Lesbos jest jednym z kierunków greckich, którego turystyka w zeszłym roku najmocniej ucierpiała z powodu kryzysu migracyjnego. Wielu touroperatorów, także z Polski, wycofało się z wożenia klientów na tę wyspę. Teraz Lesbos chce odzyskać turystów, a pomóc ma w tym kampania promocyjna miasta Mytlini i całego regionu Północnych Wysp Egejskich. Budżet wynosi 10,5 miliona euro.

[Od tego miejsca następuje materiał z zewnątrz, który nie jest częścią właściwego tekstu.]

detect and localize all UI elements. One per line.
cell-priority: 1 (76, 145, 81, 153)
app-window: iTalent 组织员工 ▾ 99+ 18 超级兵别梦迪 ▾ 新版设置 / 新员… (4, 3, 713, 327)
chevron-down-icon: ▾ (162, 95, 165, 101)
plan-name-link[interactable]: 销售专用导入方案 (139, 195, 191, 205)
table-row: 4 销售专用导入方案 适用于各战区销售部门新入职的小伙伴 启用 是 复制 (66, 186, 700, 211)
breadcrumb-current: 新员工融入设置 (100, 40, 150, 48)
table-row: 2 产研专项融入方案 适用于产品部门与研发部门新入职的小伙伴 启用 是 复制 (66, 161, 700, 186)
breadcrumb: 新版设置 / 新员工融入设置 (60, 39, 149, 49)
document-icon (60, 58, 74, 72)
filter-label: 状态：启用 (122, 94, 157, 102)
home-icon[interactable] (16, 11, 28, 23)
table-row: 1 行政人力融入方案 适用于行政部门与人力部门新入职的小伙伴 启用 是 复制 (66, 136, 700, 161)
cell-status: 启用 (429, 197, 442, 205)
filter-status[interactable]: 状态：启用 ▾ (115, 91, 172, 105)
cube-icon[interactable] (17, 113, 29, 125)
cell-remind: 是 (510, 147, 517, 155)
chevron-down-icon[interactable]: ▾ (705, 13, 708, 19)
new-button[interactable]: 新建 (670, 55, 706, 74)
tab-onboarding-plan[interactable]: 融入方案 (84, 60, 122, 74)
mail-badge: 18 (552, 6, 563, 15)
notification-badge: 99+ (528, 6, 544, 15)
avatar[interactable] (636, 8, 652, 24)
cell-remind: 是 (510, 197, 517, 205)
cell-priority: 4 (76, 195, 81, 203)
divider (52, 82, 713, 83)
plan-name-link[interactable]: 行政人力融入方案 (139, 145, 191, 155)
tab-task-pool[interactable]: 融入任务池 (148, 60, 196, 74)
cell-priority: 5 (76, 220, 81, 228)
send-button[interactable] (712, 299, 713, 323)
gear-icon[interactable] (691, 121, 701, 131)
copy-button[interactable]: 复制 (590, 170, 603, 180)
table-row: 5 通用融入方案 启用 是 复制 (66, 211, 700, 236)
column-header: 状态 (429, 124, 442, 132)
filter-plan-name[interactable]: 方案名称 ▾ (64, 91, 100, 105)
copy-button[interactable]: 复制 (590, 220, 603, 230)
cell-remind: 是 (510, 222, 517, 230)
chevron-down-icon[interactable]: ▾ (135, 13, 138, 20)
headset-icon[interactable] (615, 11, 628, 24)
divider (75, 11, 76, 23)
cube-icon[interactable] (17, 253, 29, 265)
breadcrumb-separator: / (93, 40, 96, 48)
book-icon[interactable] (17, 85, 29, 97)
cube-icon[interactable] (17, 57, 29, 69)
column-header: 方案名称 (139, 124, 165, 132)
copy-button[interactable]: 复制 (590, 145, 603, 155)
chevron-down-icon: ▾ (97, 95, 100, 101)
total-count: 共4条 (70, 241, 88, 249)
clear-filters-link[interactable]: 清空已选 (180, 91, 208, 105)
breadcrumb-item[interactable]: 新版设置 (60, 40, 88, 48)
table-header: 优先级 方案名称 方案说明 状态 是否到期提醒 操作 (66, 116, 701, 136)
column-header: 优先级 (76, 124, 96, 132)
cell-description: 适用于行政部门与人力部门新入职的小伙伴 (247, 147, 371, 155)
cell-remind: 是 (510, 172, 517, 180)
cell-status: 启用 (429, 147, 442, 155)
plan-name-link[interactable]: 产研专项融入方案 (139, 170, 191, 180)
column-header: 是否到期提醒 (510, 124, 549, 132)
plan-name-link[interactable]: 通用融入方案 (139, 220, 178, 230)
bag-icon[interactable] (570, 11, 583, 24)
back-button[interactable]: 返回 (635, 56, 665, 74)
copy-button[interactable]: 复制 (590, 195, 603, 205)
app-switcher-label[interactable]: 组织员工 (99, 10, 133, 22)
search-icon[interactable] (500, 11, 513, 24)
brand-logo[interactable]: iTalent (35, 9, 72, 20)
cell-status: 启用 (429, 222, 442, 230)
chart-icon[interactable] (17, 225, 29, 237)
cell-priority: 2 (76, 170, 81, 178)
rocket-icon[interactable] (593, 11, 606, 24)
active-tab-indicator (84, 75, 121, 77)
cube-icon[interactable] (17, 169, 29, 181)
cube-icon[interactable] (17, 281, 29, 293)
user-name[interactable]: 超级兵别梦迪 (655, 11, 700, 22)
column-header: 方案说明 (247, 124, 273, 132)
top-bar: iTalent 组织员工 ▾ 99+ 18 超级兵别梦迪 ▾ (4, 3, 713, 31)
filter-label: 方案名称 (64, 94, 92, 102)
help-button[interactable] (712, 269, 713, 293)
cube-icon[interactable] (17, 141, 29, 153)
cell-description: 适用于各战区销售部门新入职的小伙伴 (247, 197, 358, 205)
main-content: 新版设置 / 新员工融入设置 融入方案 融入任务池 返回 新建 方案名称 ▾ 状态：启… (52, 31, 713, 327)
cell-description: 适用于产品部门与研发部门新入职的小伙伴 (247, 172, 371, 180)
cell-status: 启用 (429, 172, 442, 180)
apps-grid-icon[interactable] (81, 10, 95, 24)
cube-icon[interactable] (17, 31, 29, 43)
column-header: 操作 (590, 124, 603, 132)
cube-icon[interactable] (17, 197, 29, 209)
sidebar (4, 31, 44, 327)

– Władze Lesbos dostały fundusze na przeprowadzenie wielu projektów promujących Mytlini jako nowoczesne i różnorodne miasto, które dobrze rozwija się gospodarczo – mówi Christiana Kalogirou, burmistrz Północnych Wysp Egejskich, cytowana przez portal Greek Travel Pages. Pod hasłem „Odkrywanie gwiazdozbioru Północnego Morza Egejskiego" pokazywany będzie też indywidualny charakter każdej z wysp. – Musimy mówić głośno o unikalności i atrakcyjności obszaru Północnego Morza Egejskiego jako kierunku turystycznego – podkreśla burmistrz.
W kwietniu odbyły się rozmowy branży turystycznej z ponad 20 przedstawicielami władz wysp, w czasie których omówiono wyzwania, przed którymi stoi region, i pomysły na jego promocję.